While margins in 2025 were stronger than in prior years, the report indicates hospitals will need to be more deliberate about diversifying services and managing expenses to sustain performance.
A central financial concern highlighted in the report is the persistent gap between gross and net operating revenue. That imbalance, combined with rising bad debt and charity care, points to continued deterioration in payer mix.
The findings suggest hospitals are seeing a higher proportion of patients covered by government programs and a growing number of uninsured patients, reducing the share of billed charges that ultimately convert into revenue.
The report also underscores that higher patient volumes are not translating directly into stronger financial results, particularly as a larger portion of care involves complex, high-cost cases.

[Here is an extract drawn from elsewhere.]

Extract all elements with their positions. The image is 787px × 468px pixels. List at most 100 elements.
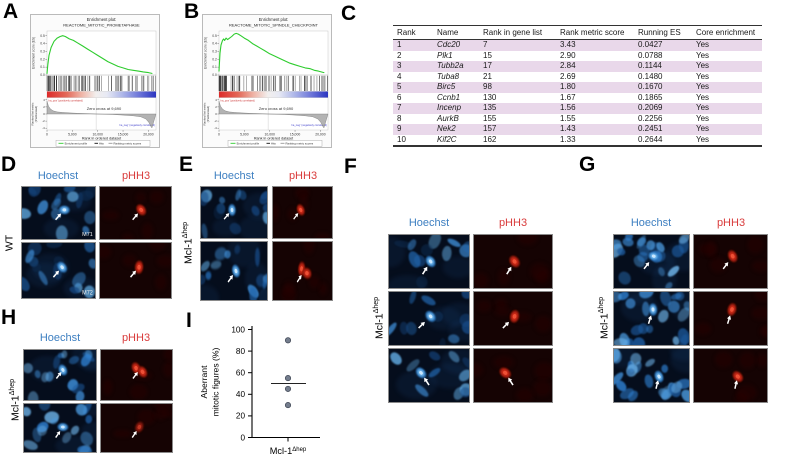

Erik Swanson, a managing director leading Kaufman Hall’s data and analytics group, told Healthcare Finance News that although average margins have stabilized since the pandemic, the gap between the “haves” and “have nots” remains stark, and the latter group typically feels the larger effects of challenging macro-economic trends.
“Additionally, at the median, operating margins still remain tenuous and may not be at levels for adequate reinvestment,” he said.
Swanson said for hospital and health system financial leaders, developing a strategic point of view on the long-term financial sustainability of their organizations and executing accordingly, is imperative in 2026.
He pointed out higher performing hospitals are nimbler on managing both revenue and expenses.
They may be expanding their outpatient footprint, diversifying services, carefully managing their total portfolio of services, or managing expenses like purchased services by centralizing some functions.
“They are also more likely to have value-based care or bundled care arrangements in place,” he explained.
And while hospitals can’t influence external forces like the rising costs of raw materials or the uncertainty in global trade, they can explore strategies to contain these costs.
“Financial leaders should also identify and prioritize the service lines that are critical to their organization’s mission and margin,” Swanson advised.
Finally, he said it’s important to take a system-wide portfolio approach to service lines that leverages emerging ambulatory and outpatient platforms.
“Portfolio challenges can also be met creatively through different types of partnership models whereby the strengths of either party or parties are leveraged for better financial and patient outcomes,” Swanson said.